Figs. 3-6 shows the fusion process of different low energy and high-energy X-ray images of 256*256 and 512*512 resolution quality. The fusion process was made using the proposed approach presented in this paper. The results show that the proposed approach can fuse the images with more clarity and objects (blades/guns) can be examined easily after de-noising the images.
5. Results
The results were evaluated using mean squared error (MSE) and peak signal-to-noise ratio (PSNR). The MSE metric is used to measure the average squared difference between the predicted value and the actual value. The low values of MSE show more accurate estimation and hence more effective evaluation results. The MSE values of fused images in comparison with individual X-ray images are shown in Fig. 7. Moreover, the PNSR metric was used for evaluating the performance of the proposed dual X-ray image enhancement approach. PSNR is used to measure the quality of an image. The high values of PSNR show that image enhancement is made in a better way. Fig. 8 represents that the PNSR values of the proposed approach are higher than individual X-ray images.

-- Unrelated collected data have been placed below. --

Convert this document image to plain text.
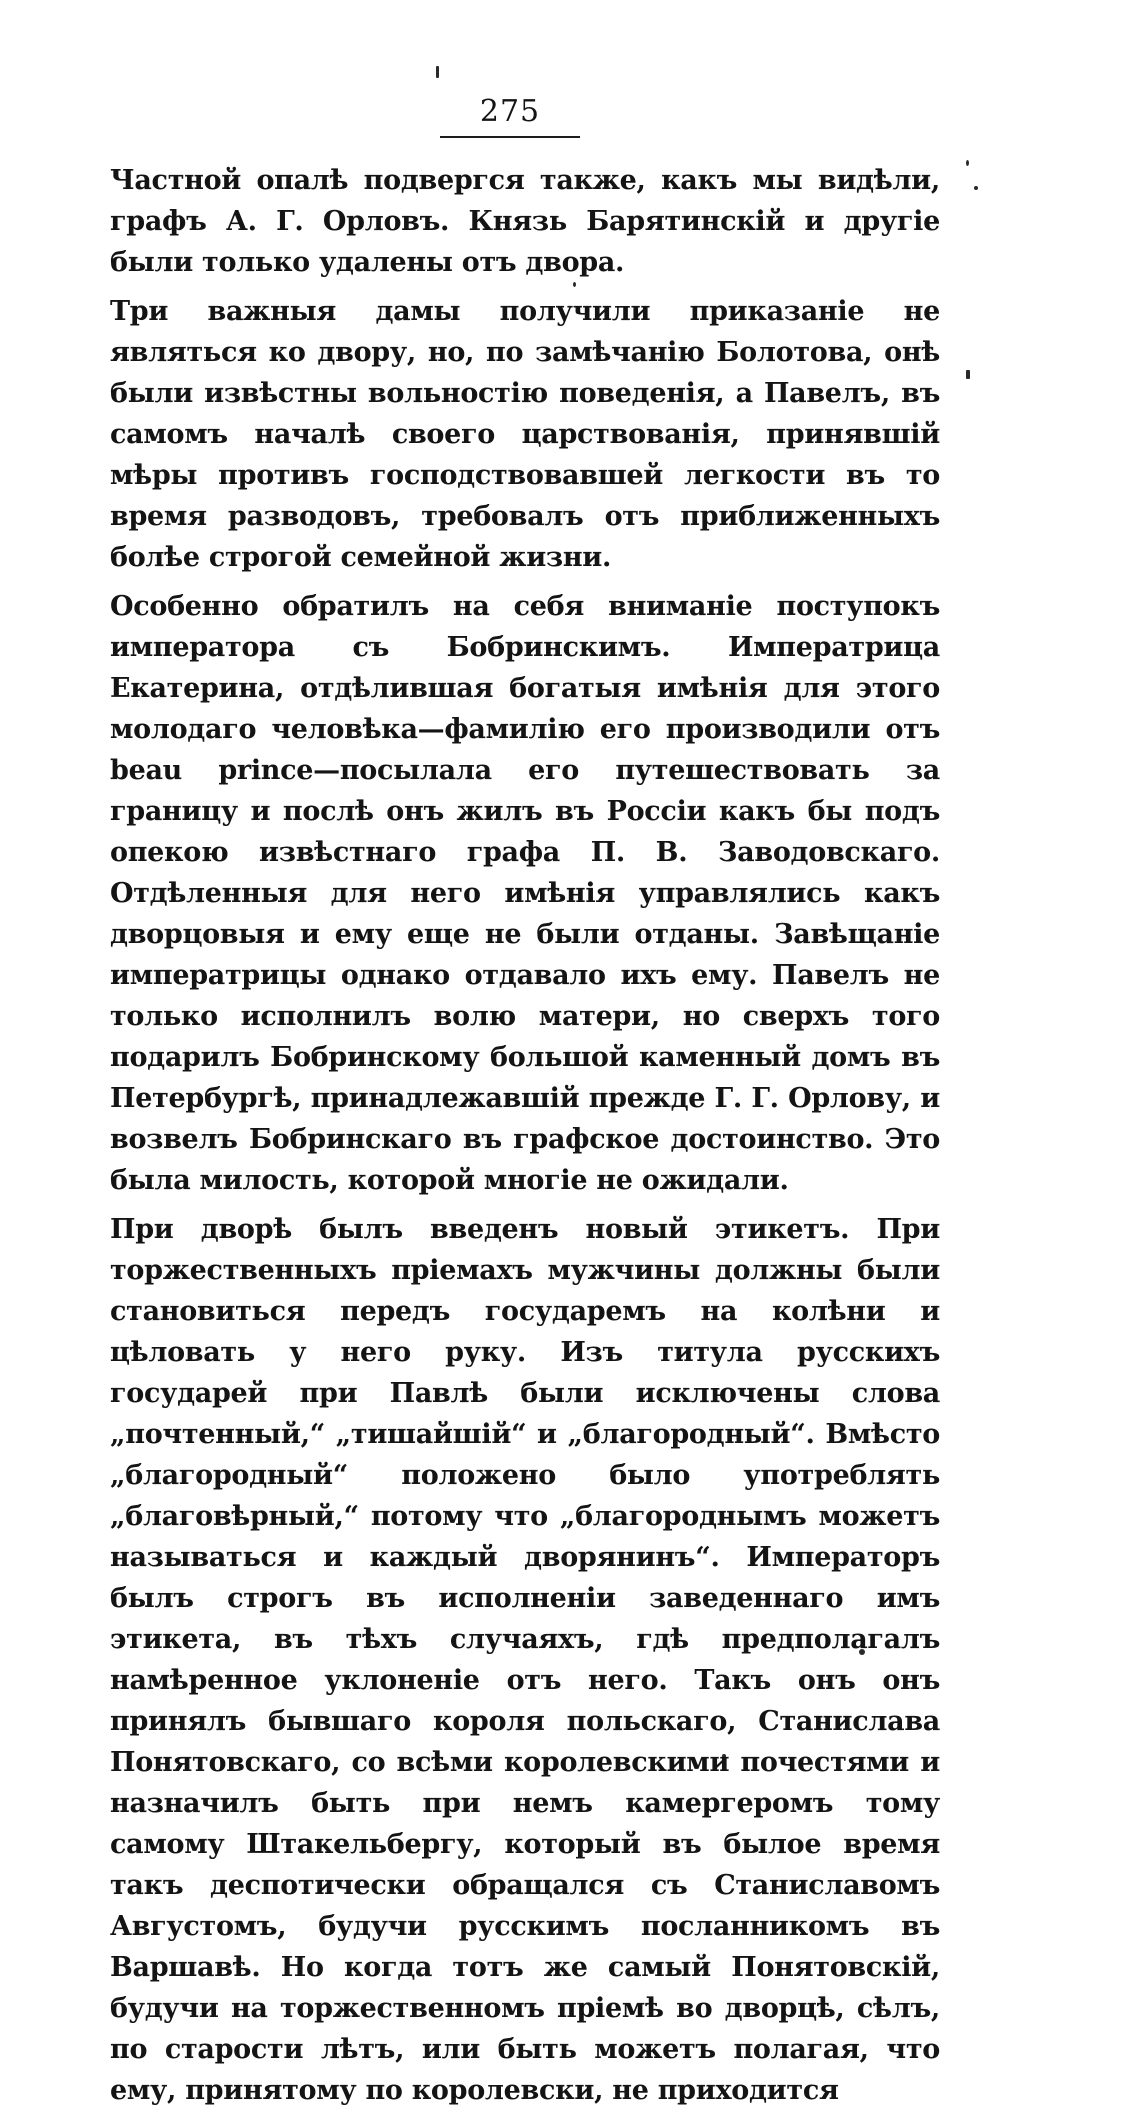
275

Частной опалѣ подвергся также, какъ мы видѣли, графъ А. Г. Орловъ. Князь Барятинскій и другіе были только удалены отъ двора.

Три важныя дамы получили приказаніе не являться ко двору, но, по замѣчанію Болотова, онѣ были извѣстны вольностію поведенія, а Павелъ, въ самомъ началѣ своего царствованія, принявшій мѣры противъ господствовавшей легкости въ то время разводовъ, требовалъ отъ приближенныхъ болѣе строгой семейной жизни.

Особенно обратилъ на себя вниманіе поступокъ императора съ Бобринскимъ. Императрица Екатерина, отдѣлившая богатыя имѣнія для этого молодаго человѣка—фамилію его производили отъ beau prince—посылала его путешествовать за границу и послѣ онъ жилъ въ Россіи какъ бы подъ опекою извѣстнаго графа П. В. Заводовскаго. Отдѣленныя для него имѣнія управлялись какъ дворцовыя и ему еще не были отданы. Завѣщаніе императрицы однако отдавало ихъ ему. Павелъ не только исполнилъ волю матери, но сверхъ того подарилъ Бобринскому большой каменный домъ въ Петербургѣ, принадлежавшій прежде Г. Г. Орлову, и возвелъ Бобринскаго въ графское достоинство. Это была милость, которой многіе не ожидали.

При дворѣ былъ введенъ новый этикетъ. При торжественныхъ пріемахъ мужчины должны были становиться передъ государемъ на колѣни и цѣловать у него руку. Изъ титула русскихъ государей при Павлѣ были исключены слова „почтенный,“ „тишайшій“ и „благородный“. Вмѣсто „благородный“ положено было употреблять „благовѣрный,“ потому что „благороднымъ можетъ называться и каждый дворянинъ“. Императоръ былъ строгъ въ исполненіи заведеннаго имъ этикета, въ тѣхъ случаяхъ, гдѣ предполагалъ намѣренное уклоненіе отъ него. Такъ онъ онъ принялъ бывшаго короля польскаго, Станислава Понятовскаго, со всѣми королевскими почестями и назначилъ быть при немъ камергеромъ тому самому Штакельбергу, который въ былое время такъ деспотически обращался съ Станиславомъ Августомъ, будучи русскимъ посланникомъ въ Варшавѣ. Но когда тотъ же самый Понятовскій, будучи на торжественномъ пріемѣ во дворцѣ, сѣлъ, по старости лѣтъ, или быть можетъ полагая, что ему, принятому по королевски, не приходится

MSE values of fused and single baggage X-ray picture.
PSNR values of individual and fused baggage X-ray picture.
Fig. 7 shows the MSE values of fused and single baggage X-ray images. It is clear from this figure that the MSE values of fused X-ray images are smaller than that of the individual X-ray images. Note that smaller MSE values show better clarity and are considered to be a more informative image.

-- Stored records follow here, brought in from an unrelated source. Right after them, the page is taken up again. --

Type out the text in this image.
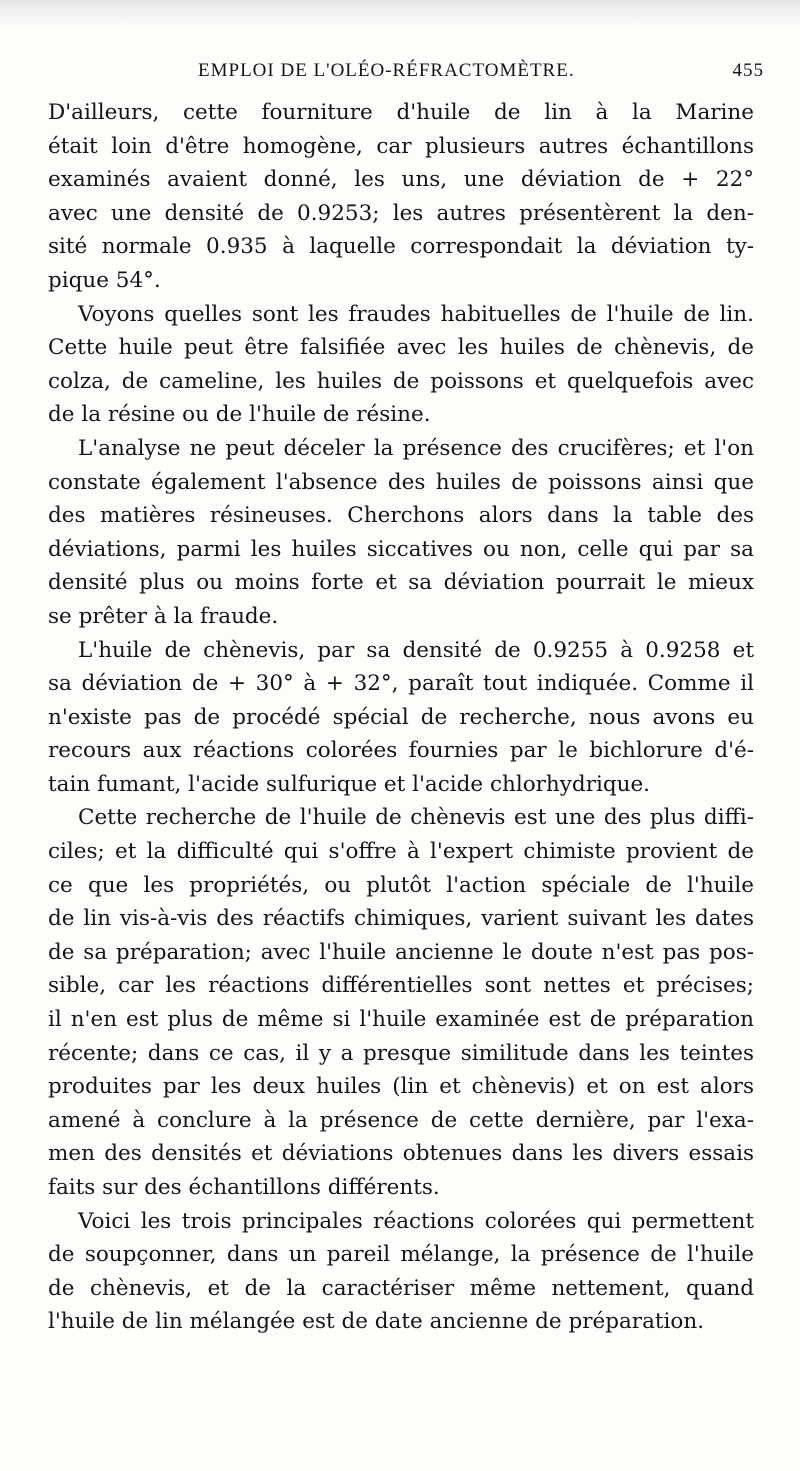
EMPLOI DE L'OLÉO-RÉFRACTOMÈTRE.	455
D'ailleurs, cette fourniture d'huile de lin à la Marine
était loin d'être homogène, car plusieurs autres échantillons
examinés avaient donné, les uns, une déviation de + 22°
avec une densité de 0.9253; les autres présentèrent la den-
sité normale 0.935 à laquelle correspondait la déviation ty-
pique 54°.
Voyons quelles sont les fraudes habituelles de l'huile de lin.
Cette huile peut être falsifiée avec les huiles de chènevis, de
colza, de cameline, les huiles de poissons et quelquefois avec
de la résine ou de l'huile de résine.
L'analyse ne peut déceler la présence des crucifères; et l'on
constate également l'absence des huiles de poissons ainsi que
des matières résineuses. Cherchons alors dans la table des
déviations, parmi les huiles siccatives ou non, celle qui par sa
densité plus ou moins forte et sa déviation pourrait le mieux
se prêter à la fraude.
L'huile de chènevis, par sa densité de 0.9255 à 0.9258 et
sa déviation de + 30° à + 32°, paraît tout indiquée. Comme il
n'existe pas de procédé spécial de recherche, nous avons eu
recours aux réactions colorées fournies par le bichlorure d'é-
tain fumant, l'acide sulfurique et l'acide chlorhydrique.
Cette recherche de l'huile de chènevis est une des plus diffi-
ciles; et la difficulté qui s'offre à l'expert chimiste provient de
ce que les propriétés, ou plutôt l'action spéciale de l'huile
de lin vis-à-vis des réactifs chimiques, varient suivant les dates
de sa préparation; avec l'huile ancienne le doute n'est pas pos-
sible, car les réactions différentielles sont nettes et précises;
il n'en est plus de même si l'huile examinée est de préparation
récente; dans ce cas, il y a presque similitude dans les teintes
produites par les deux huiles (lin et chènevis) et on est alors
amené à conclure à la présence de cette dernière, par l'exa-
men des densités et déviations obtenues dans les divers essais
faits sur des échantillons différents.
Voici les trois principales réactions colorées qui permettent
de soupçonner, dans un pareil mélange, la présence de l'huile
de chènevis, et de la caractériser même nettement, quand
l'huile de lin mélangée est de date ancienne de préparation.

Fig. 8 shows the PSNR values of individual and fused baggage X-ray picture. In this figure, it is clear that the proposed system can enhance dual-energy X-ray images with better PNSR values and the improvement in PNSR values shows that the newly fused images will be more clear and informative as compared to the individual images.

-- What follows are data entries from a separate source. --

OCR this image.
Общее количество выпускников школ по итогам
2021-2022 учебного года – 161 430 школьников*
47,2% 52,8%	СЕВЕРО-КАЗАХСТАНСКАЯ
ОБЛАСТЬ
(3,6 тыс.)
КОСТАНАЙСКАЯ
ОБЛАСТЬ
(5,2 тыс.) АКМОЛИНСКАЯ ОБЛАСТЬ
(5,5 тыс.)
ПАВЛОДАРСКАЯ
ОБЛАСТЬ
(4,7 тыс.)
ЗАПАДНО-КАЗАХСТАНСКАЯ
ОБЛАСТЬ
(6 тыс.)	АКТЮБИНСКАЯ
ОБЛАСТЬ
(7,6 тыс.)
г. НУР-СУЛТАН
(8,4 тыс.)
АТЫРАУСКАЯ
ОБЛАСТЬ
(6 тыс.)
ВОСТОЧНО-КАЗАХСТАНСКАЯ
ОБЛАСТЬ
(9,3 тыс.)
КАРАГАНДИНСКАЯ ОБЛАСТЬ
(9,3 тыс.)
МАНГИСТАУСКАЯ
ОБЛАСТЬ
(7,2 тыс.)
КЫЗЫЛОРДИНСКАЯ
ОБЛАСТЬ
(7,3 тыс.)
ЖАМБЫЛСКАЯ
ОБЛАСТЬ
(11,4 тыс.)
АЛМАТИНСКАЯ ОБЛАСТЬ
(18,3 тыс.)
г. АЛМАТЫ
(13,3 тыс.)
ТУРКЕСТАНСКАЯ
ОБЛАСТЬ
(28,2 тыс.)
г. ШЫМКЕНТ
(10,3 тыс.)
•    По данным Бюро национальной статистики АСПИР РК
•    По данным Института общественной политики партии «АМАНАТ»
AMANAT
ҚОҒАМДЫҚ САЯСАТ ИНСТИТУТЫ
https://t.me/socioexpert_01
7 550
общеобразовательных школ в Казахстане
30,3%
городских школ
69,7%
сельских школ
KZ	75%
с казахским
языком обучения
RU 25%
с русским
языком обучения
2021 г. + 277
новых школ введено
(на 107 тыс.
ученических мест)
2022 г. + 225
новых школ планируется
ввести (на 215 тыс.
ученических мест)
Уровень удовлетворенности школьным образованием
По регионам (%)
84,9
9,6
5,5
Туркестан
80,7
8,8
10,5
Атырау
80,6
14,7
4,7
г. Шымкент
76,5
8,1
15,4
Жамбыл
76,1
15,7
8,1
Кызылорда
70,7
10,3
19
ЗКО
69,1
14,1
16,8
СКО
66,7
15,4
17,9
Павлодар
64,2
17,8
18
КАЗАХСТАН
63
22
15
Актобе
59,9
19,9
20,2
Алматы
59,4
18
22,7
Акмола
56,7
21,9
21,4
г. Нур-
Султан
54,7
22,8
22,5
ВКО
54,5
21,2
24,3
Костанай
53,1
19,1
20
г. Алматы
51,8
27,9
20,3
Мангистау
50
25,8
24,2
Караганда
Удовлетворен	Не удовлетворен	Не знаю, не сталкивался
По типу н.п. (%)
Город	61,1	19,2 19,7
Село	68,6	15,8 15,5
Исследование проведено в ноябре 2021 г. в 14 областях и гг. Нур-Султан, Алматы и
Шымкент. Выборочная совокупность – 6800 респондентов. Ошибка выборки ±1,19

The results presented in the above figures disclose that the proposed framework of image enhancement provides excellent results as compared to comparative approaches. It is clear from the evaluated results that our proposed approach for X-ray image enhancement using ROI and DWT achieves better PNSR values for all the images.
6. Conclusion
This research work has put forward a reliable, new, and fast technique to remove background noise and to enhance the contrast of a particular region of an image. An empirical, novel, and proficient algorithm based on image fusion were proposed to inspect the issues such as the background noise, blurriness, or sharpness in the image, and such other regressive effects which curbs the quality of dual-energy X-ray pictures. The proposed approach was evaluated using MSE and PSNR values and the comparison of the fused images with individual images shows that the proposed approach produces more informative and noise-free images. From the experiments, it is obvious that the proposed framework removes the background noise and increases the contrast of the targeted area within no time computation and intricacy. The remarkable improvement of the suggested framework is that it is straightforward and can be seen faster than other techniques in hand. The proposed wavelet transform and ROI-based image enhancement approach can be utilized as a real application for the examination of different X-ray images.
Acknowledgement
This research was supported by Dr. Aurangzeb Khan who is working as an associate professor at the University of Science and Technology, Bannu, Pakistan. We thank him for his guidance and support during conducting the various experiments and the report.